The Night of the Hunter is a perennial source of fascination for cinéastes, both as a singular oddity in Hollywood history but also as a masterpiece in the truest sense: not only is it the best of what it is, it’s the only.

“Beware of false prophets, which come to you in sheep’s clothing but inwardly they are ravening wolves”

The Gospel of Matthew

It’s difficult to divorce any analysis of the film itself from its remarkable trajectory from rejection to acclaim. Watching it for the first time is one of those shocking, startling moviegoing experiences that makes one want more, more from whomever made this — by the way, who did made this, again? And then when one finds out its director only made one film, this one… impossible! How could this have come out of nowhere? How can there not be more? What could have possibly happened?

Noted actor and stage director Charles Laughton sadly did not live to see his only film as director receive its complete reappraisal and entry into the canon. Luckily for history, he saved his sketches, memos, and critically, hours of rushes. Nearly five decades later, film archivist Robert Gitt assembled these materials into the feature-length documentary Charles Laughton Directs The Night of the Hunter(available on the 2010 Criterion Collection edition). No mere making-of, compilation of deleted scenes, or blooper reel; but rather a fascinating dive into the process that led to a masterpiece.

Charles Laughton The Night of the Hunter
Charles Laughton directs The Night of the Hunter

The two-and-a-half-hour treasure trove is perhaps a bit much for the casual fan to absorb, but it’s full of revelatory moments both extraordinary and mundane.
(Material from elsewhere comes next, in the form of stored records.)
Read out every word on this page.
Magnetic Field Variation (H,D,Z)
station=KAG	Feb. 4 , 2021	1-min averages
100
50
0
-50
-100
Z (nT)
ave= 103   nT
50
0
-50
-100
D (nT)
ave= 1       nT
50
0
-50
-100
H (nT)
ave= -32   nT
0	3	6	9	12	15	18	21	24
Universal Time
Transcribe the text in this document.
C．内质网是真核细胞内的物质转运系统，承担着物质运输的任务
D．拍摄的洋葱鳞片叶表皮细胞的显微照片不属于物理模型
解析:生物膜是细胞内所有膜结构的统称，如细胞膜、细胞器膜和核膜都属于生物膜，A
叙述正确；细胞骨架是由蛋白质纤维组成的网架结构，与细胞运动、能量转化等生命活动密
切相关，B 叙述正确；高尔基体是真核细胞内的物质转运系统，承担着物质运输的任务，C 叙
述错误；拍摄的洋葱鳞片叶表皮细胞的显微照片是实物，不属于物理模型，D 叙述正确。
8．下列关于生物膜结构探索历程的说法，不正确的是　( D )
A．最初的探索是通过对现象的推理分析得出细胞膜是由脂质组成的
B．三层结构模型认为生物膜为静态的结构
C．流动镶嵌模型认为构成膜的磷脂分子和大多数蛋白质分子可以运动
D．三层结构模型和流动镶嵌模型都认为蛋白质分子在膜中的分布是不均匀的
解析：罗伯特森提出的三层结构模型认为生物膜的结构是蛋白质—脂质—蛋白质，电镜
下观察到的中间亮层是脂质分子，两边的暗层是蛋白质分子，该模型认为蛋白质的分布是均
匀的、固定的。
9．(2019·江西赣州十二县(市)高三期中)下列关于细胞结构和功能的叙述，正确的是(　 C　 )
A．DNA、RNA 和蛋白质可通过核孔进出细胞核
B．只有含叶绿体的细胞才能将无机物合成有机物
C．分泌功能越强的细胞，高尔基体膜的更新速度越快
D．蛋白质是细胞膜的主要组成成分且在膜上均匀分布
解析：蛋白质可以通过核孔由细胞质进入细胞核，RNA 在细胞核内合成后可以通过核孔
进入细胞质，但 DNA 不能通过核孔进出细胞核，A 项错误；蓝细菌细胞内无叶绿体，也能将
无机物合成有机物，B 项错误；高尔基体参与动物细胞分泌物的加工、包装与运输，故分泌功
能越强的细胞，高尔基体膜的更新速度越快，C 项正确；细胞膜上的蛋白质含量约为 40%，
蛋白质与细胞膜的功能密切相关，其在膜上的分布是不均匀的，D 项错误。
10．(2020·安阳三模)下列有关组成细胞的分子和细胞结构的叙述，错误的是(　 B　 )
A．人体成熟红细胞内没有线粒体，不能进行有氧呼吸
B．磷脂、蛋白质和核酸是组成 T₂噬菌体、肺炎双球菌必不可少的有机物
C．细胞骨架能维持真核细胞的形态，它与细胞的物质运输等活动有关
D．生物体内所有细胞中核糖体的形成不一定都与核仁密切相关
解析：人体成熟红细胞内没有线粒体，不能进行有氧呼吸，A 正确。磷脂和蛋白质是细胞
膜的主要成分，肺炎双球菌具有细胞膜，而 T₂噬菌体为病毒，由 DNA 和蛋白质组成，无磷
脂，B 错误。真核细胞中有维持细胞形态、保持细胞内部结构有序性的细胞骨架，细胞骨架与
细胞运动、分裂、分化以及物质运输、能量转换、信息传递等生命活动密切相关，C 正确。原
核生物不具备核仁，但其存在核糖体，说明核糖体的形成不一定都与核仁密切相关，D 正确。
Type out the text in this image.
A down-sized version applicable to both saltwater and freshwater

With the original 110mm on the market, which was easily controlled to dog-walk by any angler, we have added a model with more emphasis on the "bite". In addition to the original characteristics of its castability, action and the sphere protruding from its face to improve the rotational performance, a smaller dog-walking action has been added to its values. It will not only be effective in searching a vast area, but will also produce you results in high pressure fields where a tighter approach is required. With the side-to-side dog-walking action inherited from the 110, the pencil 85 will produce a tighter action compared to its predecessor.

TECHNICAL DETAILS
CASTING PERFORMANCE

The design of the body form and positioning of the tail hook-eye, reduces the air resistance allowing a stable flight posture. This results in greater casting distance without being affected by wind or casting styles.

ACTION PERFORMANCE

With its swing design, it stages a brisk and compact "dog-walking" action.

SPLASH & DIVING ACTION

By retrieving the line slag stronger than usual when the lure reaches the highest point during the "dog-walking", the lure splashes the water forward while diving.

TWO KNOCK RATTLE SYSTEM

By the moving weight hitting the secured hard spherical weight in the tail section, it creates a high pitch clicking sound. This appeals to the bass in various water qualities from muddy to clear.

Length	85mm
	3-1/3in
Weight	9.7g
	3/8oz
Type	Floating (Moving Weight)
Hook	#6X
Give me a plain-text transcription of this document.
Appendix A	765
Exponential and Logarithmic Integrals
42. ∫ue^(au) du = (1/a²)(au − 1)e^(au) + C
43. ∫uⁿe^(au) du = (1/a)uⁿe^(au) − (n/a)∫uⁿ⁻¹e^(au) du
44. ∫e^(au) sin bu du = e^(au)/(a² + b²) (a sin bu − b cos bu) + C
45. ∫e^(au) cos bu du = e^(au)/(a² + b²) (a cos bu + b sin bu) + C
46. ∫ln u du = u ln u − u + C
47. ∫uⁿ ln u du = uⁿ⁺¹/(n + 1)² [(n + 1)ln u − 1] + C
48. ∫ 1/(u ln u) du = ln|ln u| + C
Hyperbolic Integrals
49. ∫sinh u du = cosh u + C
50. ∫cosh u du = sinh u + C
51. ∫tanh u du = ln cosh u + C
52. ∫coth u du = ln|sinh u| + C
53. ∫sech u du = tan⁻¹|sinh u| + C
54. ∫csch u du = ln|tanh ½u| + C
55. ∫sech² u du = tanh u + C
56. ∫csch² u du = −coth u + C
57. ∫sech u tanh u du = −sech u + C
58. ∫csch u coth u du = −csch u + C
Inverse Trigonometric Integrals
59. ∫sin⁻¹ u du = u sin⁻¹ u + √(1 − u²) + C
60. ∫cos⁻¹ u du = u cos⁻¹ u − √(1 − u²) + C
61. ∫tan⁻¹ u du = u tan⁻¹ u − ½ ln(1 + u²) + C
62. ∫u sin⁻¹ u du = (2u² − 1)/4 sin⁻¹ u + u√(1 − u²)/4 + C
In the latter category, it’s bemusing to watch Laughton struggle to coax a performance out of the very young Sally Jane Bruce, who was perhaps better suited to a Shirley Temple-like cutesy comedy. He seems to have also struggled to communicate with Shelly Winters (who, incidentally, between this and Lolita (1962), seems typecast as the doomed, sexually frustrated widow who makes poor choices when it comes to second husbands). Robert Mitchum delivered a remarkably un-vain performance, creating one of cinema’s most terrifying monsters in the sociopathic Reverend Powell. The documentary reveals that Mitchum essentially arrived with the character fully-formed, and Laughton didn’t have to give him much direction. But the film also pierces this bubble slightly: it’s disconcerting to see him josh around after missing a cue (“I would if I could remember my line”).

The Night of the Hunter is so gorgeously designed, lit, shot, and edited that it’s tempting to suspect that perhaps Laughton was great with actors but maybe less of a singular cinema auteur. History lionizes the fabled total control of the likes of Hitchcock and Welles, but Laughton’s single film tempts the suspicion that his collaborators were the true authors. It is true that novelist Davis Grubb provided concept art, but this documentary makes clear Laughton brought the full power of his theatrical staging talent to the Expressionist-inspired visual design of the film. But he did not merely draw upon the past, for his film is ahead of its time in its employ of bold jump cuts and striking aerial shots. He also modestly declined a deserved co-writer credit, and even acted offscreen throughout.

Shelly Winters in The Night of the Hunter
Like something out of David Lynch’s Twin Peaks, even The Night of the Hunter’s crime scenes are beautiful

This exhaustive examination can illuminate the remarkable making of a classic, but the finished film itself retains its aura as something special, mysteriously powerful, and certainly more than the sum of the ephemera that Laughton left behind. Like its unforgettable antagonist, The Night of the Hunter is dark, pitiless, and gruesome. The initial list of ingredients is very film noir, with shoot-first cops and desperate robbers, escaped convicts and gullible widows, and a classic macguffin in the form of literal buried treasure. But the bulk of the action quickly veers into territory uncommon for noirs: a condemnation of insincere evangelical mania, and a surreal journey into hell by two homeless orphans pursued by a primal archetype, all while slowly starving to death.

The Night of the Hunter
The visual design of The Night of the Hunter drew from German Expressionism

In that respect The Night of the Hunter portends the similarly harrowing Grave of the Fireflies (1988). It does, however, pull back from the brink of pure nihilism with its concluding paean to the resilience of children to abide and endure, while allowing for a hint of lasting trauma in the famous line “It’s a hard world for little things”, and in a heartbreakingly sincere exchange of gifts.

In our #metoo era in which we are more conscious than ever of male abuse and gaslighting, including reexamining classic Hollywood film plots. The Night of the Hunter holds up well in our present, and it’s hugely empowering to see Lillian Gish as a formidable woman that isn’t fooled for one moment by the villain. She is the perfect archetypal mother figure, protector and nurturer of children, to counter and negate the masculine monster. She confronts him with the most emblematically male, violent, and dare I say phallic of movie props: a gun, but defeats him in the most emasculating way of all, by revealing him as pitiful.